I was studying regression models and found the formula:
$$V_Y^2 = V_\hat{Y}^2 + V_\varepsilon^2$$
$Y = a+bX+\varepsilon$, which is the dependent variable.
$\hat{Y}=a+bX$, which is the predictive variable (therefore $Y = \hat{Y} + \varepsilon$)

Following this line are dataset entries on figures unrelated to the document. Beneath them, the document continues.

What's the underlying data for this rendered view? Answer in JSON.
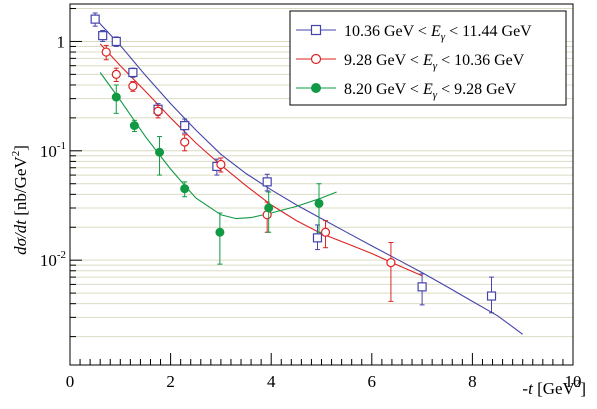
{
  "chart_data": {
    "type": "scatter",
    "xlabel_prefix": "-t",
    "xlabel_unit": "[GeV",
    "xlabel_sup": "2",
    "xlabel_close": "]",
    "ylabel_main": "dσ/dt",
    "ylabel_unit": "[nb/GeV",
    "ylabel_sup": "2",
    "ylabel_close": "]",
    "xlim": [
      0,
      10
    ],
    "ylim": [
      0.0011,
      2.2
    ],
    "yscale": "log",
    "grid": "horizontal minor log grid",
    "legend_position": "top-right",
    "x_ticks": [
      0,
      2,
      4,
      6,
      8,
      10
    ],
    "y_ticks": [
      {
        "value": 1,
        "base": "1",
        "exp": ""
      },
      {
        "value": 0.1,
        "base": "10",
        "exp": "-1"
      },
      {
        "value": 0.01,
        "base": "10",
        "exp": "-2"
      }
    ],
    "series": [
      {
        "name_pre": "10.36 GeV < ",
        "name_var": "E",
        "name_sub": "γ",
        "name_post": " < 11.44 GeV",
        "color": "#4444aa",
        "marker": "open-square",
        "points": [
          {
            "x": 0.5,
            "y": 1.6,
            "lo": 1.38,
            "hi": 1.82
          },
          {
            "x": 0.65,
            "y": 1.13,
            "lo": 1.0,
            "hi": 1.26
          },
          {
            "x": 0.92,
            "y": 1.0,
            "lo": 0.9,
            "hi": 1.1
          },
          {
            "x": 1.25,
            "y": 0.52,
            "lo": 0.47,
            "hi": 0.57
          },
          {
            "x": 1.75,
            "y": 0.24,
            "lo": 0.21,
            "hi": 0.27
          },
          {
            "x": 2.28,
            "y": 0.17,
            "lo": 0.145,
            "hi": 0.195
          },
          {
            "x": 2.92,
            "y": 0.072,
            "lo": 0.06,
            "hi": 0.084
          },
          {
            "x": 3.92,
            "y": 0.052,
            "lo": 0.043,
            "hi": 0.061
          },
          {
            "x": 4.92,
            "y": 0.016,
            "lo": 0.0125,
            "hi": 0.021
          },
          {
            "x": 7.0,
            "y": 0.0057,
            "lo": 0.0039,
            "hi": 0.0075
          },
          {
            "x": 8.38,
            "y": 0.0047,
            "lo": 0.0033,
            "hi": 0.007
          }
        ],
        "curve": [
          [
            0.5,
            1.62
          ],
          [
            1,
            0.92
          ],
          [
            1.5,
            0.49
          ],
          [
            2,
            0.27
          ],
          [
            2.5,
            0.155
          ],
          [
            3,
            0.093
          ],
          [
            3.5,
            0.062
          ],
          [
            4,
            0.044
          ],
          [
            4.5,
            0.032
          ],
          [
            5,
            0.024
          ],
          [
            5.5,
            0.018
          ],
          [
            6,
            0.0135
          ],
          [
            6.5,
            0.0102
          ],
          [
            7,
            0.0077
          ],
          [
            7.5,
            0.0057
          ],
          [
            8,
            0.0042
          ],
          [
            8.5,
            0.0031
          ],
          [
            9,
            0.0021
          ]
        ]
      },
      {
        "name_pre": "9.28 GeV < ",
        "name_var": "E",
        "name_sub": "γ",
        "name_post": " < 10.36 GeV",
        "color": "#dd2222",
        "marker": "open-circle",
        "points": [
          {
            "x": 0.72,
            "y": 0.8,
            "lo": 0.68,
            "hi": 0.92
          },
          {
            "x": 0.92,
            "y": 0.5,
            "lo": 0.43,
            "hi": 0.57
          },
          {
            "x": 1.25,
            "y": 0.39,
            "lo": 0.35,
            "hi": 0.43
          },
          {
            "x": 1.75,
            "y": 0.23,
            "lo": 0.2,
            "hi": 0.26
          },
          {
            "x": 2.28,
            "y": 0.12,
            "lo": 0.1,
            "hi": 0.14
          },
          {
            "x": 3.0,
            "y": 0.075,
            "lo": 0.064,
            "hi": 0.086
          },
          {
            "x": 3.92,
            "y": 0.026,
            "lo": 0.018,
            "hi": 0.034
          },
          {
            "x": 5.08,
            "y": 0.018,
            "lo": 0.013,
            "hi": 0.023
          },
          {
            "x": 6.38,
            "y": 0.0095,
            "lo": 0.0042,
            "hi": 0.0145
          }
        ],
        "curve": [
          [
            0.6,
            0.95
          ],
          [
            1,
            0.6
          ],
          [
            1.5,
            0.35
          ],
          [
            2,
            0.2
          ],
          [
            2.5,
            0.118
          ],
          [
            3,
            0.074
          ],
          [
            3.5,
            0.048
          ],
          [
            4,
            0.032
          ],
          [
            4.5,
            0.023
          ],
          [
            5,
            0.0175
          ],
          [
            5.5,
            0.0142
          ],
          [
            6,
            0.0115
          ],
          [
            6.4,
            0.0095
          ],
          [
            7,
            0.0072
          ]
        ]
      },
      {
        "name_pre": "8.20 GeV < ",
        "name_var": "E",
        "name_sub": "γ",
        "name_post": " < 9.28 GeV",
        "color": "#119944",
        "marker": "filled-circle",
        "points": [
          {
            "x": 0.92,
            "y": 0.31,
            "lo": 0.22,
            "hi": 0.4
          },
          {
            "x": 1.28,
            "y": 0.17,
            "lo": 0.15,
            "hi": 0.19
          },
          {
            "x": 1.78,
            "y": 0.097,
            "lo": 0.06,
            "hi": 0.135
          },
          {
            "x": 2.28,
            "y": 0.045,
            "lo": 0.038,
            "hi": 0.052
          },
          {
            "x": 2.98,
            "y": 0.018,
            "lo": 0.0092,
            "hi": 0.027
          },
          {
            "x": 3.95,
            "y": 0.03,
            "lo": 0.018,
            "hi": 0.042
          },
          {
            "x": 4.95,
            "y": 0.033,
            "lo": 0.018,
            "hi": 0.05
          }
        ],
        "curve": [
          [
            0.6,
            0.52
          ],
          [
            1,
            0.29
          ],
          [
            1.5,
            0.135
          ],
          [
            2,
            0.068
          ],
          [
            2.5,
            0.037
          ],
          [
            3,
            0.026
          ],
          [
            3.3,
            0.024
          ],
          [
            3.6,
            0.0245
          ],
          [
            4,
            0.027
          ],
          [
            4.5,
            0.031
          ],
          [
            5,
            0.037
          ],
          [
            5.3,
            0.042
          ]
        ]
      }
    ]
  }
}
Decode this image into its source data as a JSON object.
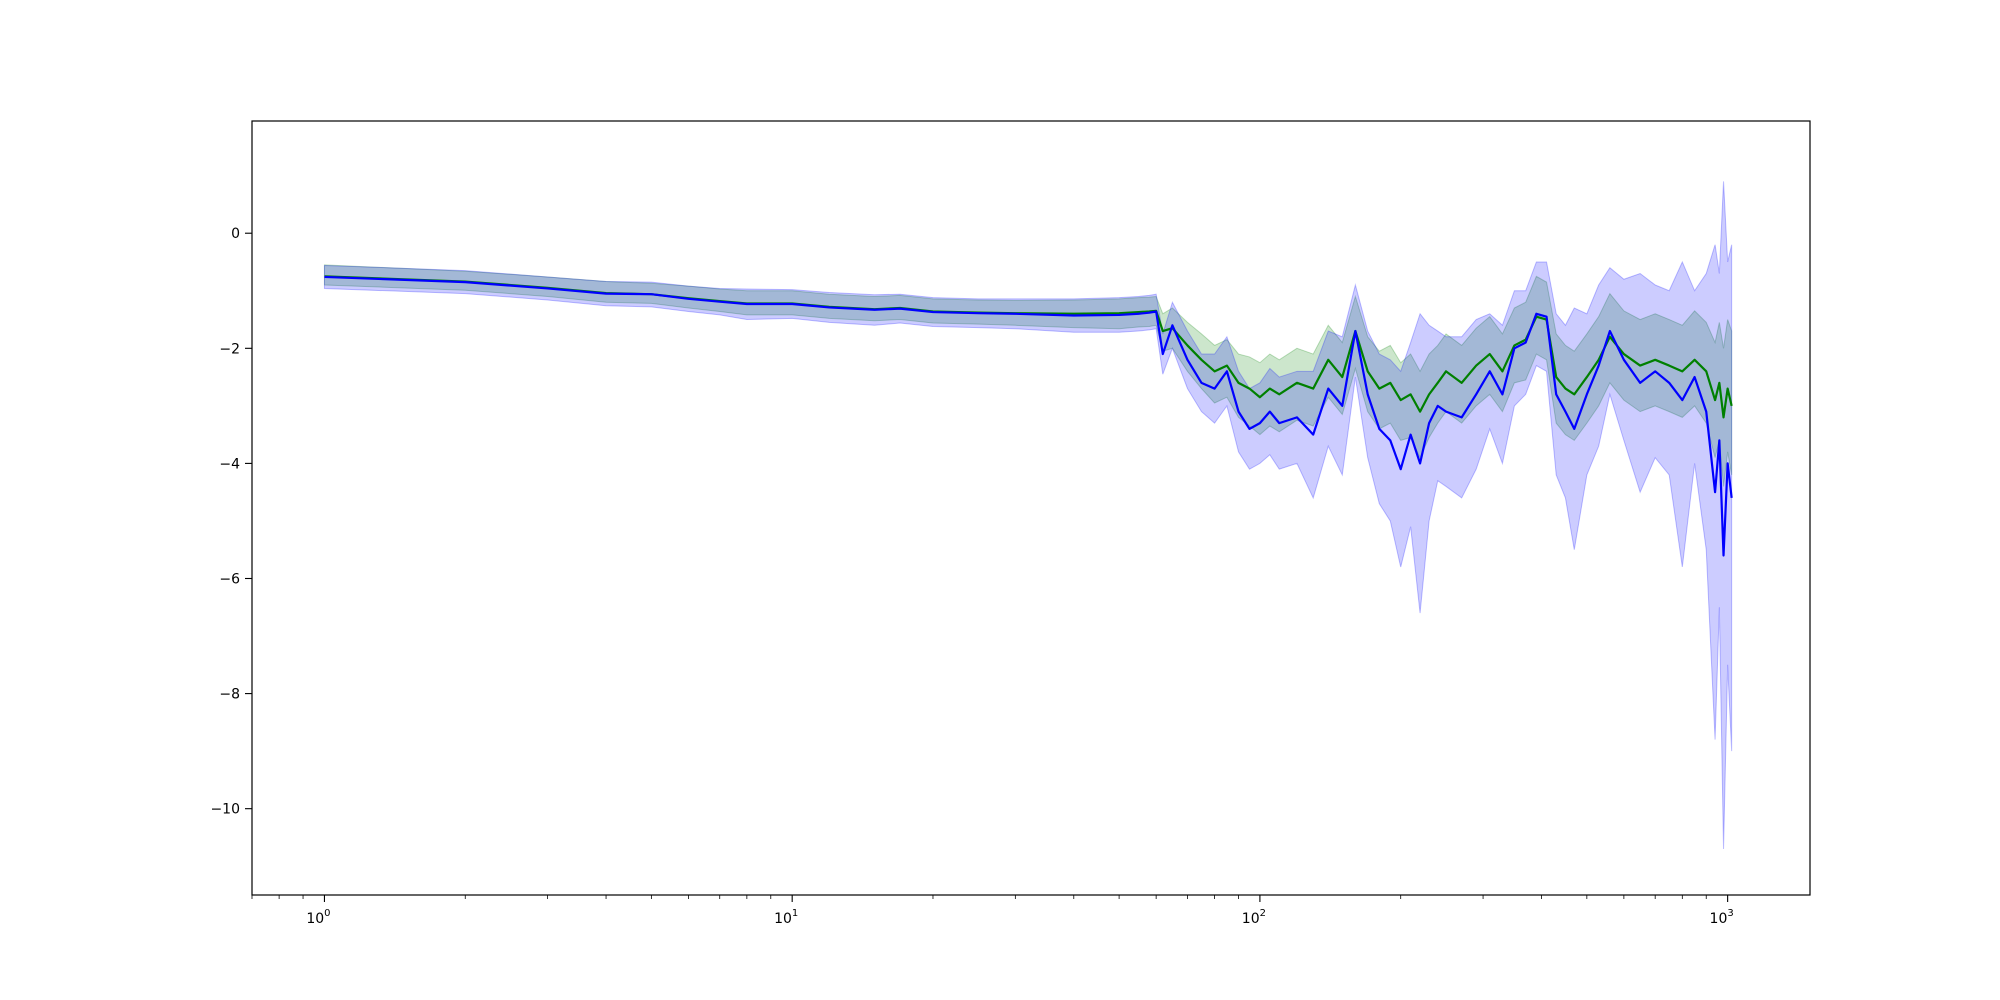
{
  "chart_data": {
    "type": "line",
    "title": "",
    "xlabel": "",
    "ylabel": "",
    "xscale": "log",
    "xlim": [
      0.7,
      1500
    ],
    "ylim": [
      -11.5,
      1.95
    ],
    "grid": false,
    "legend": "none",
    "x_ticks": [
      {
        "value": 1,
        "base": "10",
        "exp": "0"
      },
      {
        "value": 10,
        "base": "10",
        "exp": "1"
      },
      {
        "value": 100,
        "base": "10",
        "exp": "2"
      },
      {
        "value": 1000,
        "base": "10",
        "exp": "3"
      }
    ],
    "y_ticks": [
      {
        "value": 0,
        "label": "0"
      },
      {
        "value": -2,
        "label": "−2"
      },
      {
        "value": -4,
        "label": "−4"
      },
      {
        "value": -6,
        "label": "−6"
      },
      {
        "value": -8,
        "label": "−8"
      },
      {
        "value": -10,
        "label": "−10"
      }
    ],
    "x": [
      1,
      2,
      3,
      4,
      5,
      6,
      7,
      8,
      10,
      12,
      15,
      17,
      20,
      25,
      30,
      40,
      50,
      55,
      58,
      60,
      62,
      65,
      70,
      75,
      80,
      85,
      90,
      95,
      100,
      105,
      110,
      120,
      130,
      140,
      150,
      160,
      170,
      180,
      190,
      200,
      210,
      220,
      230,
      240,
      250,
      270,
      290,
      310,
      330,
      350,
      370,
      390,
      410,
      430,
      450,
      470,
      500,
      530,
      560,
      600,
      650,
      700,
      750,
      800,
      850,
      900,
      940,
      960,
      980,
      1000,
      1020
    ],
    "series": [
      {
        "color": "#008000",
        "band_color": "#008000",
        "y": [
          -0.75,
          -0.84,
          -0.95,
          -1.04,
          -1.06,
          -1.13,
          -1.18,
          -1.22,
          -1.22,
          -1.28,
          -1.32,
          -1.3,
          -1.36,
          -1.38,
          -1.39,
          -1.4,
          -1.39,
          -1.37,
          -1.36,
          -1.35,
          -1.7,
          -1.65,
          -1.95,
          -2.2,
          -2.4,
          -2.3,
          -2.6,
          -2.7,
          -2.85,
          -2.7,
          -2.8,
          -2.6,
          -2.7,
          -2.2,
          -2.5,
          -1.7,
          -2.4,
          -2.7,
          -2.6,
          -2.9,
          -2.8,
          -3.1,
          -2.8,
          -2.6,
          -2.4,
          -2.6,
          -2.3,
          -2.1,
          -2.4,
          -1.95,
          -1.85,
          -1.45,
          -1.5,
          -2.5,
          -2.7,
          -2.8,
          -2.5,
          -2.2,
          -1.8,
          -2.1,
          -2.3,
          -2.2,
          -2.3,
          -2.4,
          -2.2,
          -2.4,
          -2.9,
          -2.6,
          -3.2,
          -2.7,
          -3.0
        ],
        "lower": [
          -0.9,
          -0.99,
          -1.1,
          -1.2,
          -1.22,
          -1.3,
          -1.36,
          -1.42,
          -1.42,
          -1.48,
          -1.52,
          -1.5,
          -1.56,
          -1.58,
          -1.6,
          -1.64,
          -1.66,
          -1.63,
          -1.62,
          -1.6,
          -2.05,
          -2.0,
          -2.4,
          -2.7,
          -2.95,
          -2.85,
          -3.2,
          -3.35,
          -3.5,
          -3.35,
          -3.45,
          -3.25,
          -3.35,
          -2.85,
          -3.15,
          -2.35,
          -3.1,
          -3.4,
          -3.3,
          -3.6,
          -3.55,
          -3.9,
          -3.55,
          -3.3,
          -3.1,
          -3.3,
          -3.0,
          -2.8,
          -3.1,
          -2.6,
          -2.55,
          -2.1,
          -2.2,
          -3.3,
          -3.5,
          -3.6,
          -3.3,
          -3.0,
          -2.6,
          -2.9,
          -3.1,
          -3.0,
          -3.1,
          -3.2,
          -3.0,
          -3.3,
          -3.9,
          -3.6,
          -4.4,
          -3.8,
          -4.2
        ],
        "upper": [
          -0.55,
          -0.66,
          -0.76,
          -0.84,
          -0.87,
          -0.92,
          -0.97,
          -1.0,
          -1.0,
          -1.06,
          -1.1,
          -1.08,
          -1.14,
          -1.16,
          -1.17,
          -1.16,
          -1.14,
          -1.12,
          -1.11,
          -1.1,
          -1.4,
          -1.3,
          -1.55,
          -1.75,
          -1.95,
          -1.85,
          -2.1,
          -2.15,
          -2.25,
          -2.1,
          -2.2,
          -2.0,
          -2.1,
          -1.6,
          -1.9,
          -1.1,
          -1.8,
          -2.05,
          -1.95,
          -2.25,
          -2.1,
          -2.4,
          -2.1,
          -1.95,
          -1.75,
          -1.95,
          -1.65,
          -1.45,
          -1.75,
          -1.3,
          -1.2,
          -0.75,
          -0.85,
          -1.75,
          -1.95,
          -2.05,
          -1.75,
          -1.45,
          -1.05,
          -1.35,
          -1.5,
          -1.4,
          -1.5,
          -1.6,
          -1.35,
          -1.55,
          -1.9,
          -1.55,
          -2.0,
          -1.5,
          -1.7
        ]
      },
      {
        "color": "#0000ff",
        "band_color": "#0000ff",
        "y": [
          -0.76,
          -0.85,
          -0.96,
          -1.05,
          -1.06,
          -1.14,
          -1.19,
          -1.23,
          -1.23,
          -1.29,
          -1.33,
          -1.31,
          -1.37,
          -1.39,
          -1.4,
          -1.43,
          -1.42,
          -1.4,
          -1.38,
          -1.36,
          -2.1,
          -1.6,
          -2.2,
          -2.6,
          -2.7,
          -2.4,
          -3.1,
          -3.4,
          -3.3,
          -3.1,
          -3.3,
          -3.2,
          -3.5,
          -2.7,
          -3.0,
          -1.7,
          -2.8,
          -3.4,
          -3.6,
          -4.1,
          -3.5,
          -4.0,
          -3.3,
          -3.0,
          -3.1,
          -3.2,
          -2.8,
          -2.4,
          -2.8,
          -2.0,
          -1.9,
          -1.4,
          -1.45,
          -2.8,
          -3.1,
          -3.4,
          -2.8,
          -2.3,
          -1.7,
          -2.2,
          -2.6,
          -2.4,
          -2.6,
          -2.9,
          -2.5,
          -3.1,
          -4.5,
          -3.6,
          -5.6,
          -4.0,
          -4.6
        ],
        "lower": [
          -0.96,
          -1.05,
          -1.16,
          -1.26,
          -1.28,
          -1.36,
          -1.42,
          -1.5,
          -1.48,
          -1.55,
          -1.6,
          -1.56,
          -1.62,
          -1.64,
          -1.66,
          -1.72,
          -1.72,
          -1.7,
          -1.68,
          -1.66,
          -2.45,
          -2.0,
          -2.7,
          -3.1,
          -3.3,
          -3.0,
          -3.8,
          -4.1,
          -4.0,
          -3.85,
          -4.1,
          -4.0,
          -4.6,
          -3.7,
          -4.2,
          -2.5,
          -3.9,
          -4.7,
          -5.0,
          -5.8,
          -5.1,
          -6.6,
          -5.0,
          -4.3,
          -4.4,
          -4.6,
          -4.1,
          -3.4,
          -4.0,
          -3.0,
          -2.8,
          -2.3,
          -2.4,
          -4.2,
          -4.6,
          -5.5,
          -4.2,
          -3.7,
          -2.8,
          -3.6,
          -4.5,
          -3.9,
          -4.2,
          -5.8,
          -4.0,
          -5.5,
          -8.8,
          -6.5,
          -10.7,
          -7.5,
          -9.0
        ],
        "upper": [
          -0.56,
          -0.65,
          -0.76,
          -0.84,
          -0.85,
          -0.92,
          -0.96,
          -0.97,
          -0.98,
          -1.03,
          -1.07,
          -1.06,
          -1.12,
          -1.14,
          -1.14,
          -1.14,
          -1.12,
          -1.1,
          -1.08,
          -1.06,
          -1.75,
          -1.2,
          -1.7,
          -2.1,
          -2.1,
          -1.8,
          -2.4,
          -2.7,
          -2.6,
          -2.35,
          -2.5,
          -2.4,
          -2.4,
          -1.7,
          -1.8,
          -0.9,
          -1.7,
          -2.1,
          -2.2,
          -2.4,
          -1.9,
          -1.4,
          -1.6,
          -1.7,
          -1.8,
          -1.8,
          -1.5,
          -1.4,
          -1.6,
          -1.0,
          -1.0,
          -0.5,
          -0.5,
          -1.4,
          -1.6,
          -1.3,
          -1.4,
          -0.9,
          -0.6,
          -0.8,
          -0.7,
          -0.9,
          -1.0,
          -0.5,
          -1.0,
          -0.7,
          -0.2,
          -0.7,
          0.9,
          -0.5,
          -0.2
        ]
      }
    ]
  }
}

$\varepsilon$ is the prediction error
From this equation we can divide each term by $V_Y^2$ and get:
$$\frac{V_Y^2}{V_Y^2} = \frac{V_\hat{Y}^2}{V_Y^2} + \frac{V_\varepsilon^2}{V_Y^2}$$
$$1 = R^2 + \frac{V_\varepsilon^2}{V_Y^2}$$
$$R^2 = 1 - \frac{V_\varepsilon^2}{V_Y^2}$$
- $R^2$ is the coefficient of determination
My first question is why we define:
$$R^2 = \frac{V_\hat{Y}^2}{V_Y^2}$$
Moreover, I found that the error variance is:
$$V_\varepsilon^2=\frac{\sum_{i=1}^{N}(y_i-\hat{y}_i)^2}{N}$$
This is because we assume $\bar{\varepsilon}=0$, where $\bar{\varepsilon}$ represents the average of the error $\varepsilon$, from the equation:
$$V_\varepsilon^2=\frac{\sum_{i=1}^{N}(\varepsilon_i-\bar{\varepsilon})^2}{N}$$
Furthermore, $\varepsilon_i=y_i-\hat{y}_i$, so we get the original equation.
My second question is why we make the assumption that $\bar{\varepsilon}=0$.
For your second question the residuals sum to 0 (under certain conditions). Maybe consult this thread https://math.stackexchange.com/questions/494181/why-the-sum-of-residuals-equals-0-when-we-do-a-sample-regression-by-ols. I say "under certain conditions" b/c if I recall correctly, the residuals do not have to sum to 0 if there is no intercept in the model
– tarheeljks Feb 06 '25 at 23:15